Herod plans to work with Weiser’s office in the consent decree process.

At the heart of the investigation is a name that massive Black Lives Matter demonstrations amplified last year — Elijah McClain, who died in 2019 after Aurora police stopped him. The Black massage therapist was walking home when police pulled up and got out of their cruisers in response to a 911 call that said he looked “sketchy.” When McClain, who was suspected of no crime, insisted on going home, police grabbed him, wrestled him to the ground, placed him in a carotid hold and handcuffed him.

His mom, Sheneen McClain, met with KUNC at her attorney’s office in Denver. Asked what she thought of Weiser’s report, she sighed deeply before answering.

“You know, the fact that it's been going on for so long in Aurora, Colorado, and it would take my son's murder to highlight it all is terrible,” she said. “There's a lot of people that are working in Colorado above the police officers that are allowing those police officers to be killer cops with their accomplices — the firefighters and paramedics — and it's just an uncomfortable feeling knowing that they've been in practice for so long with other people's lives in their hands.”

A coroner’s report was inconclusive about Elijah McClain’s cause of death. But other reports found that after police handcuffed him, Aurora Fire Rescue paramedics gave him an excessively high dose of ketamine, meant to sedate him for a condition called “excited delirium.” The condition is highly controversial among doctors, and attorneys say he did not have the condition and should not have been given the drug.

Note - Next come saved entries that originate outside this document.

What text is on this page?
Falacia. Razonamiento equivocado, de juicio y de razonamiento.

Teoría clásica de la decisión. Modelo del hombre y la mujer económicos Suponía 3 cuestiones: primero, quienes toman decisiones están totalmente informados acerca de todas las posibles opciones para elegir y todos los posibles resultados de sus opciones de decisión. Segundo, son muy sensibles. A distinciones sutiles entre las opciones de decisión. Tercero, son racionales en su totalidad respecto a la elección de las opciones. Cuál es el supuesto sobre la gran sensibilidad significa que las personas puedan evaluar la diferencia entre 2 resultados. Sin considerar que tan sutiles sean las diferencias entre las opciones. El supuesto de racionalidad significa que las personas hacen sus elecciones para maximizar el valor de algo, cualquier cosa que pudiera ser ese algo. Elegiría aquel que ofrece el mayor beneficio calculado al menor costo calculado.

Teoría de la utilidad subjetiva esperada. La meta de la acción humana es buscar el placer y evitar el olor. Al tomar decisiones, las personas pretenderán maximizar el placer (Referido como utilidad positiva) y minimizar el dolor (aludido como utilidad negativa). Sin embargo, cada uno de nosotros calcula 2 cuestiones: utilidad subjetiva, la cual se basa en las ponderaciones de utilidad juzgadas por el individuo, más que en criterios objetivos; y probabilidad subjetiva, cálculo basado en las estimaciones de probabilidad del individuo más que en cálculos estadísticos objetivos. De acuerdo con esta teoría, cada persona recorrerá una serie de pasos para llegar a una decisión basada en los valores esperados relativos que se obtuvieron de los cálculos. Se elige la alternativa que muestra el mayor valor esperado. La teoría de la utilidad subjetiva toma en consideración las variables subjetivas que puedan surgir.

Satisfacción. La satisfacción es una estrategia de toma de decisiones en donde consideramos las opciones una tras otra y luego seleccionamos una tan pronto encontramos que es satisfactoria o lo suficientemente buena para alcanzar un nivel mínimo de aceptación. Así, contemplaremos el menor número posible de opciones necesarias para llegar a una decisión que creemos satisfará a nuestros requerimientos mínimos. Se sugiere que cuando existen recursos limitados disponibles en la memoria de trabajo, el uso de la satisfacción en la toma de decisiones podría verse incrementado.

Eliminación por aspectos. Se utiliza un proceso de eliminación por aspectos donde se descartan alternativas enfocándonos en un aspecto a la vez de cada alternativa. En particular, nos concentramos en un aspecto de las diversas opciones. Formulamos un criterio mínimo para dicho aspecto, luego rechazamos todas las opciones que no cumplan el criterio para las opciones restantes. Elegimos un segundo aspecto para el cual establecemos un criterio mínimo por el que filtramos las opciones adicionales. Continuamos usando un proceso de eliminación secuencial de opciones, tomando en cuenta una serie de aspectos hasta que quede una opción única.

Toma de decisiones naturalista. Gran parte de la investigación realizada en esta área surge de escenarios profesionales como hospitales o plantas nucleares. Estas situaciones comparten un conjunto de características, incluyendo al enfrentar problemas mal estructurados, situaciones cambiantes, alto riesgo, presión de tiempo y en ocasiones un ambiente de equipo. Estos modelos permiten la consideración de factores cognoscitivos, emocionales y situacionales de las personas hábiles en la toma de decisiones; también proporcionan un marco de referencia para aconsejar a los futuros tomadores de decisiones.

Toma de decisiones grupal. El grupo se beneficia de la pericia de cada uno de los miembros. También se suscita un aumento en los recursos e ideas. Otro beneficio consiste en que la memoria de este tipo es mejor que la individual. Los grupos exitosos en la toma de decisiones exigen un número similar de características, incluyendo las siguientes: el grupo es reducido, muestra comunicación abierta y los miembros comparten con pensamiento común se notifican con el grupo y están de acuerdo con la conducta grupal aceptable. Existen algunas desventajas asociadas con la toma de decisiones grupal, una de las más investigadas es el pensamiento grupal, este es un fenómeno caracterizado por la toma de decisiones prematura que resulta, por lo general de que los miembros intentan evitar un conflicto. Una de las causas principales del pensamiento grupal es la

The investigation found a pattern of misuse of the drug by Aurora Fire Rescue paramedics. In 40% of cases, paramedics gave doses that exceeded the protocol, and in 60% of cases, paramedics failed to follow any protocols.

Fire Chief Fernando Gray noted in a statement in response to the investigation that ketamine is no longer available to his paramedics.

“Although this medication was removed from our system more than a year ago and we have no plans to reintroduce this medication into our system, we find value in the report,” Gray stated.

Like Aurora’s police chief, Gray noted improvements meant to protect patients, but did not specify exactly what steps have been taken.

In a series of investigative stories last year, KUNC found that paramedics around the state, including those in Aurora -- used ketamine 902 times in a 2.5-year span to sedate people for excited delirium or extreme agitation. KUNC also found cases similar to McClain’s, where paramedics sedated people who were already handcuffed, including a man who specifically asked not to be drugged. The state has suspended waivers for ketamine’s use by paramedics in situations involving police pending a review triggered by a new state law meant to protect people from abuses.

Two weeks ago, Weiser announced indictments against three of the police officers and two of the paramedics involved in Elijah McClain’s case. They are charged with manslaughter and negligent homicide.

Sheneen McClain said a radical shift in police and paramedic culture is needed in Aurora. She said she is very skeptical that real change will come, but she hopes in the name of her son it does.

“Justice is far away because there's nobody that can bring back my son,” she said. “I don't think I'll ever have justice for what happened, but moving forward, I know that there will be a part of my life where I can see that this isn't happening to other people.”